You might have also surmised that Walmart has a very different people strategy. This is not to say Walmart does not want good customer service, the founder Sam Walton had a 10-foot rule for his sales staff which was to look any customer within 10 feet in the eye and ask if they needed help. While Walmart wants good customer service, I dare say all retailers do, it is the low prices and large assortment of goods that attracts customers. The store staff are not seen as being a strategic differentiator, so Walmart does not pay above market rates for them. They do have an excellent new employee training program as they expect and plan for some amount of turn-over in these roles.
So where does Walmart over invest in its labor force? One area that they have identified as a strategic advantage is in their statement above “Broad Assortment – Anytime, Anywhere.” So, you go to Walmart for the low prices, but you also expect the store to have everything you need and that requires a great supply chain. Essential to that supply chain are their truck drivers. Walmart is known for offering one of the highest pay rates in the retail industry to its truck drivers with some earning twice the median pay for truck drivers in the US. Walmart has very high standards for who they will hire requiring both a clean driving record and several years of experience. These requirements mean that we are moving up on the Y-axis, perhaps not to NFL Quarterback levels but up.
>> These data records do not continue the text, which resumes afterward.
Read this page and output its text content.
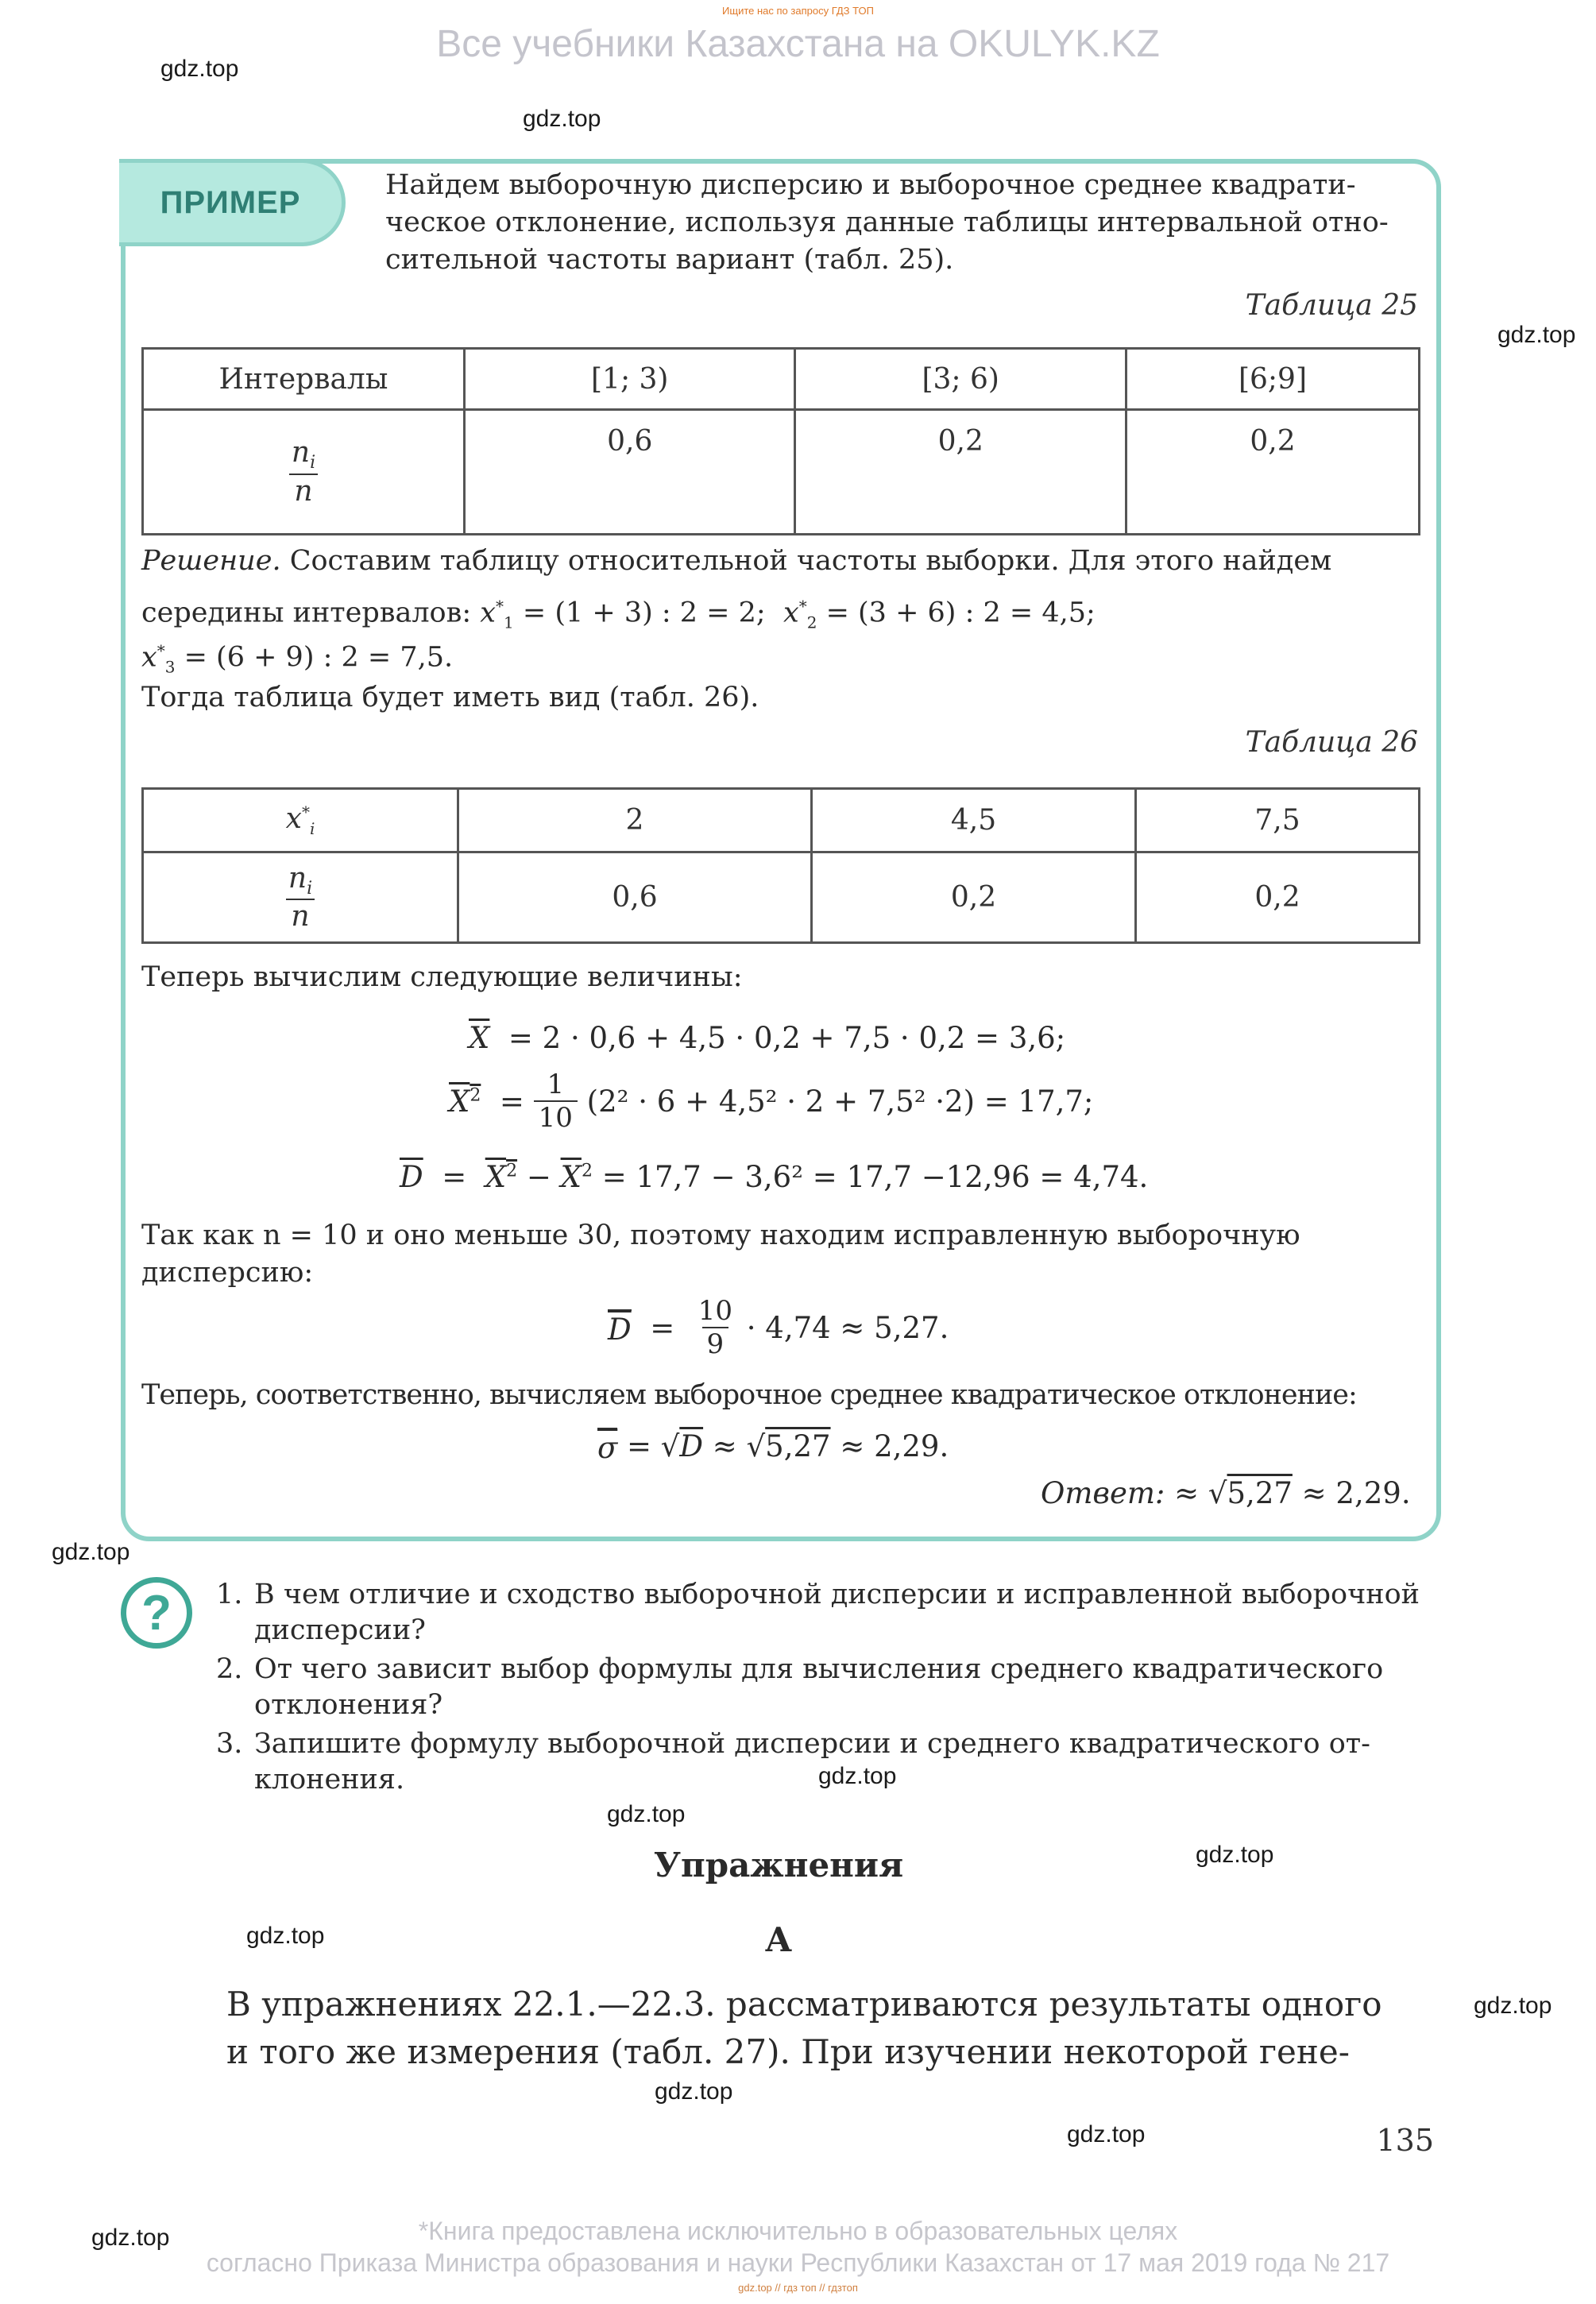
Ищите нас по запросу ГДЗ ТОП
Все учебники Казахстана на OKULYK.KZ
gdz.top
gdz.top
gdz.top
gdz.top
gdz.top
gdz.top
gdz.top
gdz.top
gdz.top
gdz.top
gdz.top
gdz.top
ПРИМЕР	Найдем выборочную дисперсию и выборочное среднее квадрати-
ческое отклонение, используя данные таблицы интервальной отно-
сительной частоты вариант (табл. 25).
Таблица 25
Интервалы	[1; 3)	[3; 6)	[6;9]

$\frac{n_i}{n}$	0,6	0,2	0,2
Решение. Составим таблицу относительной частоты выборки. Для этого найдем
середины интервалов: $x^*_1 = (1 + 3)$ : 2 = 2; $x^*_2 = (3 + 6)$ : 2 = 4,5;
$x^*_3 = (6 + 9)$ : 2 = 7,5.
Тогда таблица будет иметь вид (табл. 26).
Таблица 26
$x^*_i$	2	4,5	7,5

$\frac{n_i}{n}$	0,6	0,2	0,2
Теперь вычислим следующие величины:
$\overline{X} = 2 \cdot 0,6 + 4,5 \cdot 0,2 + 7,5 \cdot 0,2 = 3,6$;
$X^2 = \frac{1}{10}$
(2² · 6 + 4,5² · 2 + 7,5² ·2) = 17,7;
$\overline{D} = X^2 - \overline{X}^2 = 17,7 - 3,6^2 = 17,7 -12,96 = 4,74$.
Так как n = 10 и оно меньше 30, поэтому находим исправленную выборочную
дисперсию:
$\overline{D} = \frac{10}{9}$
· 4,74 ≈ 5,27.
Теперь, соответственно, вычисляем выборочное среднее квадратическое отклонение:
$\overline{\sigma}$ = √ D ≈ √ 5,27
≈ 2,29.
Ответ: ≈ √ 5,27
≈ 2,29.
?	1. В чем отличие и сходство выборочной дисперсии и исправленной выборочной
дисперсии?
2. От чего зависит выбор формулы для вычисления среднего квадратического
отклонения?
3. Запишите формулу выборочной дисперсии и среднего квадратического от-
клонения.
Упражнения
А
В упражнениях 22.1.—22.3. рассматриваются результаты одного
и того же измерения (табл. 27). При изучении некоторой гене-
135
*Книга предоставлена исключительно в образовательных целях
согласно Приказа Министра образования и науки Республики Казахстан от 17 мая 2019 года № 217
gdz.top // гдз топ // гдзтоп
Walmart also invests in training their drivers so they can perform to their standards and use their technology to find the best routes to ensure their stores remain stocked. To retain their drivers, they emphasis work-life balance ensuring that their drivers have regular and predictable time at home. They also invest in truck safety and technology that improves working conditions for their drivers.
When I investigated Nordstrom’s supply chain, I could find very little information other than disruptions due to COVID-19. I suspected, given their business and people strategy, they might rely heavily on third party providers rather than have their own fleet of trucks and drivers. While I cannot definitively confirm this, I did note that they are not currently hiring truck drivers and a Google Maps view of their warehouse facilities only showed third party tractor trailers. So, while I am not certain, I suspect that Nordstrom outsources much of their logistics to third parties as it is not a central component of their business and people strategy. This is a common strategy for firms to outsource functions that are not core to its business strategy, this could be software development, call centers, employee surveys, security staff, truck drivers, etc.
Conclusion: The Long-Term Link Between Business Success and People Strategy
Companies must both have a strong link between business and People Strategy, and that connection needs to be maintained as the business strategy inevitably evolves. The ability to adapt People Strategy in response to changes in business strategy is crucial for long-term success. In conclusion, aligning your People Strategy with your business goals is not just a one-time task but a continuous process that requires adjustment and refinement as your business evolves. By understanding the importance of each role within your organization and strategically investing in your workforce, you can build a strong foundation for achieving competitive advantage and long-term success.